On Capitol Hill, chances of a shutdown were diminishing as Republicans were talking about passing a two-week extension to avoid a shutdown at midnight on Friday.
Pelosi, Senate Democratic leader Chuck Schumer and the top congressional Republicans plan to meet with Trump at the White House on Thursday.
Pelosi said: "Democrats are hopeful the president will be open to an agreement to address the urgent needs of the American people and keep government open."
President Donald Trump says a government shutdown "could happen" Saturday, and he is blaming it on Democrats' stance on immigration.
Speaking Wednesday before a Cabinet meeting, Trump blamed Democrats for opposing his border security and hardline immigration plans. He says they are "looking at something that is dangerous for our country."
Some Democrats have called for a legislative fix for those previously covered by the Deferred Action for Childhood Arrivals program before Trump canceled it earlier this year.

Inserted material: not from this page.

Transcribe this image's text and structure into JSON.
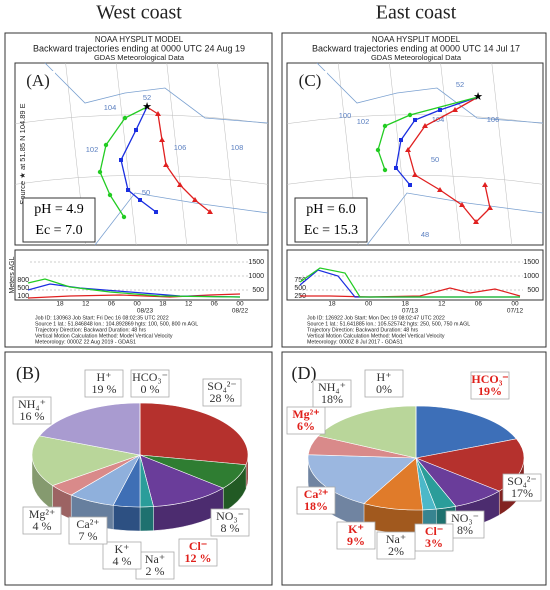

Democrats want the fix to be included in legislation to keep the government open past Friday. The White House has called for tighter immigration controls and increased border security funding in return.
Trump says of Democrats: "They want to have illegal immigrants pouring into our country."
The hard-right House Freedom Caucus is showing an openness to a deal that would prevent a partial government shutdown this weekend.
The group's members say Republicans must focus on passing the GOP's prized tax bill.
The North Carolina congressman who leads the caucus says any distraction from taxes — including a shutdown — would be a problem.
Mark Meadows and several others in the roughly 30-member group aren't ruling out backing a leadership-backed spending measure that would expire Dec. 22. They plan to talk to leaders later Wednesday.
The caucus has wanted the spending bill to run an additional week. They say the shorter version would tempt Republicans to cut a deal with Democrats so Congress could go home for Christmas.
Top Republicans are trying to smooth over GOP divisions over the budget as leaders work to push through a short-term spending bill by week's end and avert a partial government shutdown.
Republican leaders have postponed a planned House vote on the temporary spending measure until Thursday. That buys time to iron out disputes with conservatives seeking tighter budget curbs.
The delay shows the clout that conservatives hold.